Though Herz never cited Josef or Anni Albers as influencing his previous work, the new clinic seems to exemplify the duo’s shared ethos of “minimal means for maximum effort.” Its test facade, for example, was expanded to build a new school for neighboring children, and he also recently completed Tambacounda’s first-ever playground. “Designing and building the Pediatric and Maternity clinic at the Tambacounda Hospital has been maybe the most rewarding experience in my architectural career so far,” says Herz. “This process has led to designs that were surprising, much more interesting, better adapted to local conditions, and more beautiful than any single-authored project could’ve delivered.”
Herz’s work isn’t done, either: He’s currently designing staff quarters inspired by an Anni Albers print to attract more doctors from the city.

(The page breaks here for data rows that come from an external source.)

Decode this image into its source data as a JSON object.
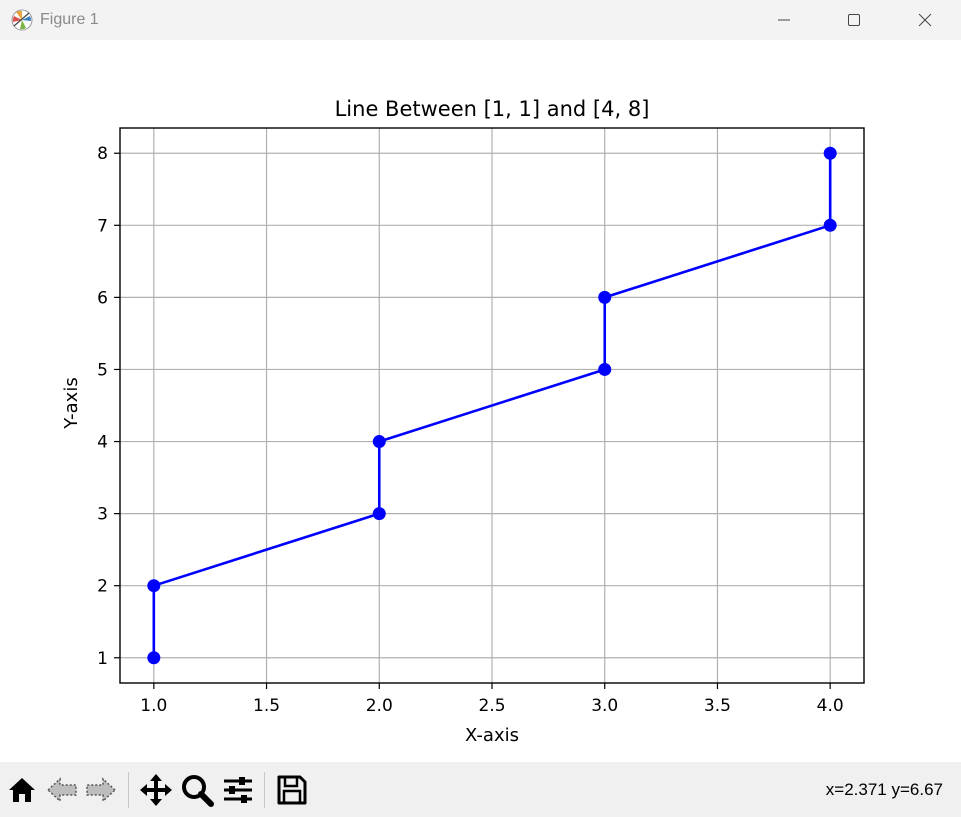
{
  "window": {
    "title": "Figure 1",
    "app_icon": "matplotlib-icon",
    "controls": [
      "minimize-icon",
      "maximize-icon",
      "close-icon"
    ]
  },
  "chart_data": {
    "type": "line",
    "title": "Line Between [1, 1] and [4, 8]",
    "xlabel": "X-axis",
    "ylabel": "Y-axis",
    "x": [
      1,
      1,
      2,
      2,
      3,
      3,
      4,
      4
    ],
    "y": [
      1,
      2,
      3,
      4,
      5,
      6,
      7,
      8
    ],
    "xlim": [
      0.85,
      4.15
    ],
    "ylim": [
      0.65,
      8.35
    ],
    "xticks": [
      1.0,
      1.5,
      2.0,
      2.5,
      3.0,
      3.5,
      4.0
    ],
    "xtick_labels": [
      "1.0",
      "1.5",
      "2.0",
      "2.5",
      "3.0",
      "3.5",
      "4.0"
    ],
    "yticks": [
      1,
      2,
      3,
      4,
      5,
      6,
      7,
      8
    ],
    "ytick_labels": [
      "1",
      "2",
      "3",
      "4",
      "5",
      "6",
      "7",
      "8"
    ],
    "grid": true,
    "line_color": "#0000ff",
    "marker": "circle"
  },
  "toolbar": {
    "buttons": [
      "home-icon",
      "back-icon",
      "forward-icon",
      "pan-icon",
      "zoom-icon",
      "configure-subplots-icon",
      "save-icon"
    ],
    "coords_text": "x=2.371 y=6.67"
  }
}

Le Korsa is currently raising an additional $500,000 to see the project through to completion. “It can be hard to attract doctors and nurses to Tambacounda,” Fox Weber tells The Art Newspaper. “It’s remote and it’s terribly hot, even by Senegalese standards. The solution, in part, would be to have really nice housing for the staff.”
At the Venice Biennale, which is slated to open May 22, Herz will present an installation called “The Many Lives of Tambacounda” to showcase the hospital’s wide-reaching impact within Senegal.